GRITTY BLISS "I don't know what it is, but I need to make a lot of noise on stage," says Jen Johnson of Velah. "It never has to be pretty."
Last year was many things for many people, but 2011 as a whole just wasn't much fun for former Static of the Gods vocalist/guitarist Jen Johnson. Three personal setbacks clouded the classically trained vocalist's year: her mother suffered a brain aneurysm shortly after Mother's Day; her grandfather passed away; and in October, her band of the past five years — and the only one she's ever called her own — suddenly imploded.
Genre-defying rock trio Static of the Gods had just wrapped up a four-date East Coast tour with AM & Shawn Lee, and returned to Boston running on empty. Johnson, in particular, had hit a wall, emotionally and creatively, after spending much of the year back home in Stockton, California, tending to her mother's gradual recovery. "The feeling was mutual, the switch just flipped," Johnson says by phone. "It was time to be done, and it all happened really fast."
A thunderous trio with a sound much larger than their individual parts, Static of the Gods left behind many things: two critically lauded full-lengths (2007's Cycles Follow Signs and 2010's Knowledge Machine), two over-stuffed EPs (Peluche in 2010 and last year's The Midnight Fires), and a messy trail of media ink from journalists and bloggers trying to aptly describe an expansive sound that was essentially simple pop saccharine wrapped in overlapping layers of shoegaze, reverb, and ambient noise.
There was no farewell show, no grand finale. Static of the Gods played the Rock 'n' Roll Rumble in April, then released The Midnight Fires the following month, enlisting a host of Boston musicians to fill in for Johnson while she was on the West Coast. "That caused a lot of stress for everybody," she admits.
By year's end, Johnson had wiped her musical slate clean. Once enrolled in Cambridge's Longy School of Music to study classical composition, her commanding voice in Static of the Gods always wrestled, in harmony, with the blazing onrush of sounds from drummer (and husband) Mike Latulippe and bassist Ben Voskeritchian. "I don't know what it is, but I need to make a lot of noise on stage," Johnson says. "It never has to be pretty."

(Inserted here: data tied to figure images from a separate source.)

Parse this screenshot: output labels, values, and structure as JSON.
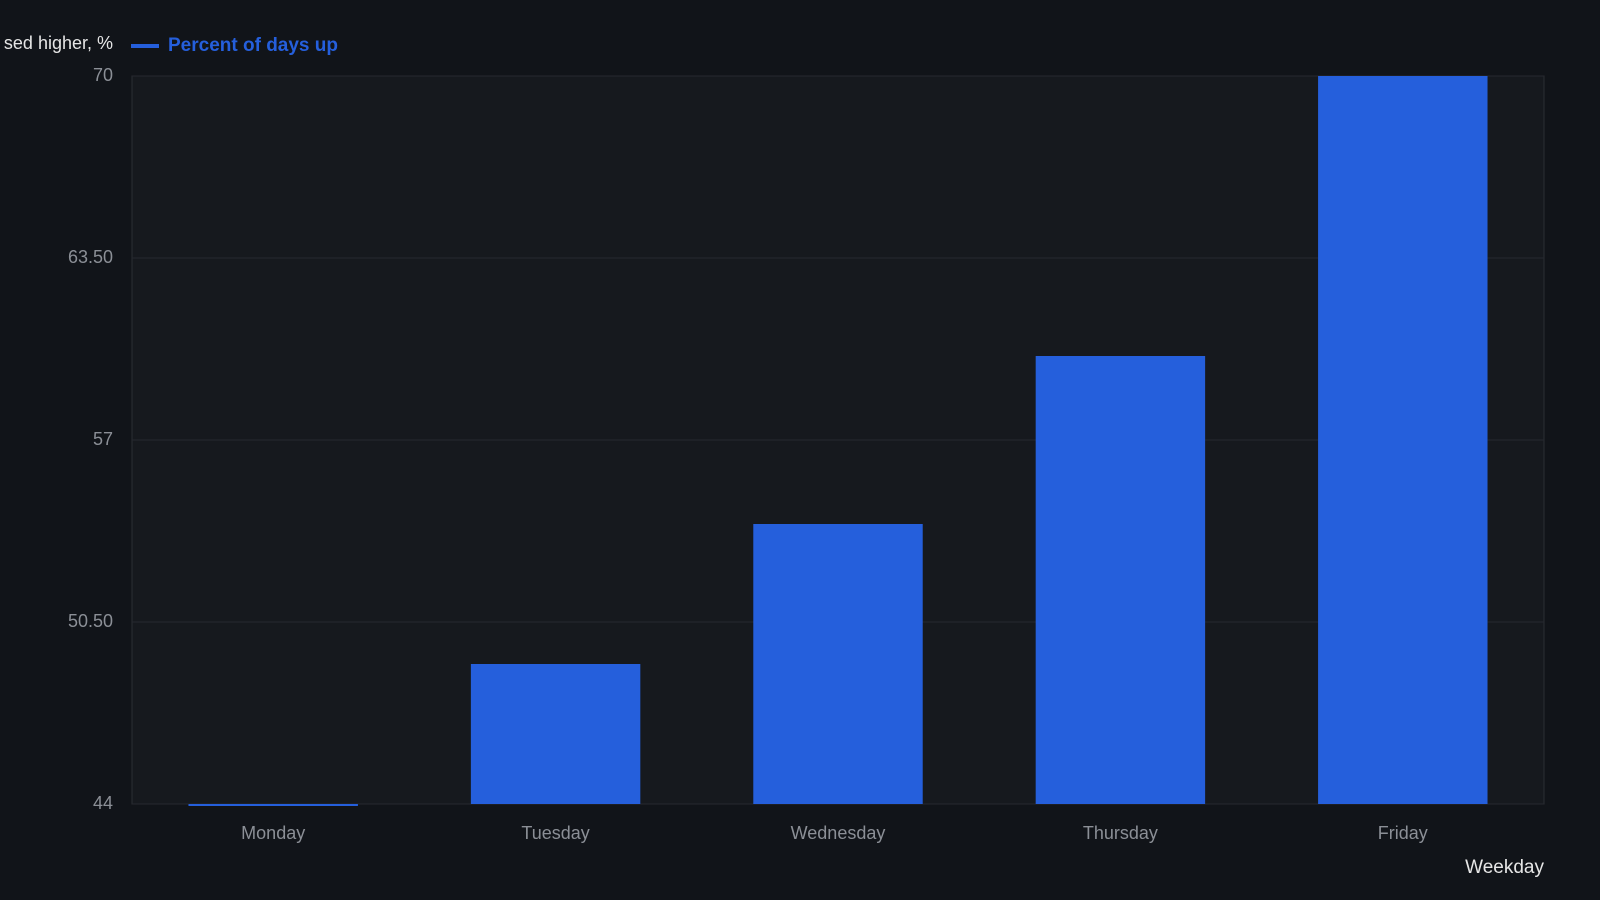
{
  "chart_data": {
    "type": "bar",
    "y_axis_title": "sed higher, %",
    "x_axis_title": "Weekday",
    "categories": [
      "Monday",
      "Tuesday",
      "Wednesday",
      "Thursday",
      "Friday"
    ],
    "series": [
      {
        "name": "Percent of days up",
        "color": "#255fdc",
        "values": [
          44,
          49,
          54,
          60,
          70
        ]
      }
    ],
    "ylim": [
      44,
      70
    ],
    "yticks": [
      44,
      {
        "value": 50.5,
        "label": "50.50"
      },
      57,
      {
        "value": 63.5,
        "label": "63.50"
      },
      70
    ],
    "grid": true
  }
}
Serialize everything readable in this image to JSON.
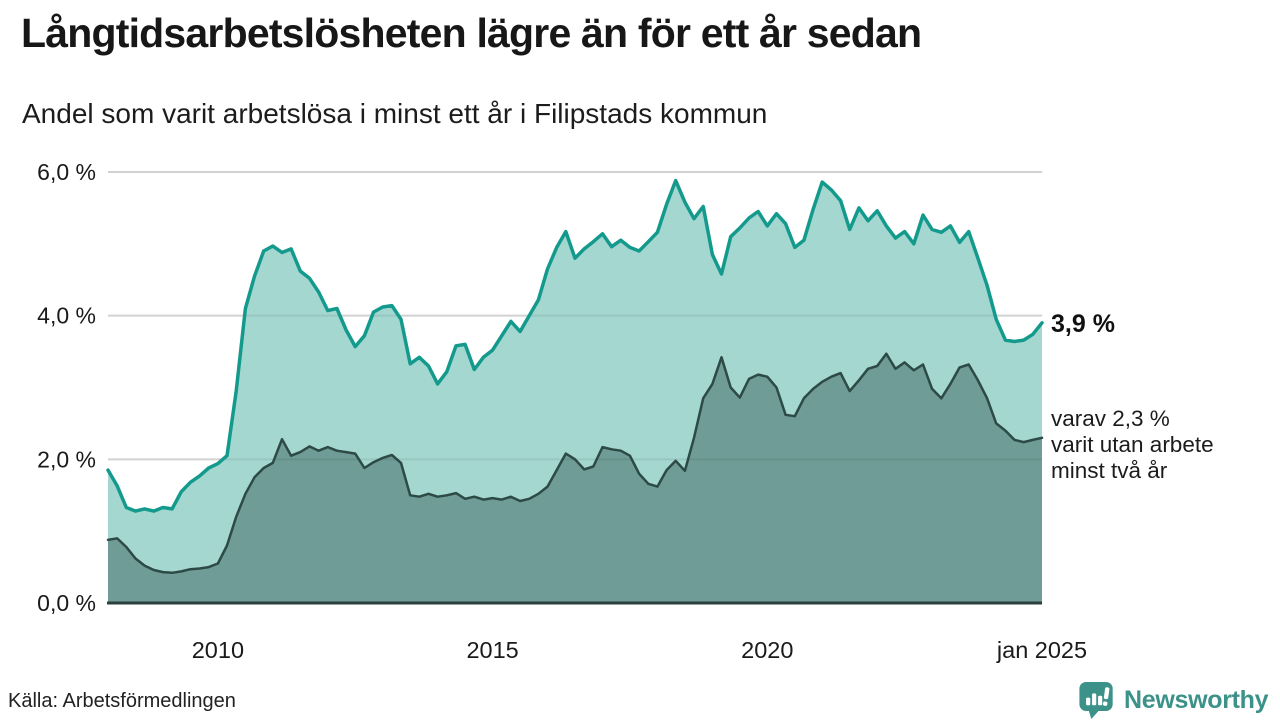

In December, a late-night acoustic jam session with the Acre's Nick Murphy unexpectedly relit the creative spark. Latulippe joined in on drums and Murphy's bandmate in the Acre, multi-instrumentalist Danny McNair, came on board to round out the fledgling pop quartet they named Velah. "The four of us got together a couple of times, and in a few practices already had three songs," Johnson says. "It was a lot more flexible, more textured . . . more about setting moods, setting scenes. But this band has a doppelganger — in an alternate universe Velah would be a noise band."
That alternative universe isn't so far. Standout jam "Wanderlust" is a shimmering post-punk romper fit for underground radio, while "Glass Heart" carries a slow-building, atmospheric roll into blissed-out rock fervor. "Calm Down" is a prickly, but confident, alt-rock number with Murphy taking the vocal lead, a move Johnson welcomed after providing the sole voice in Static of the Gods.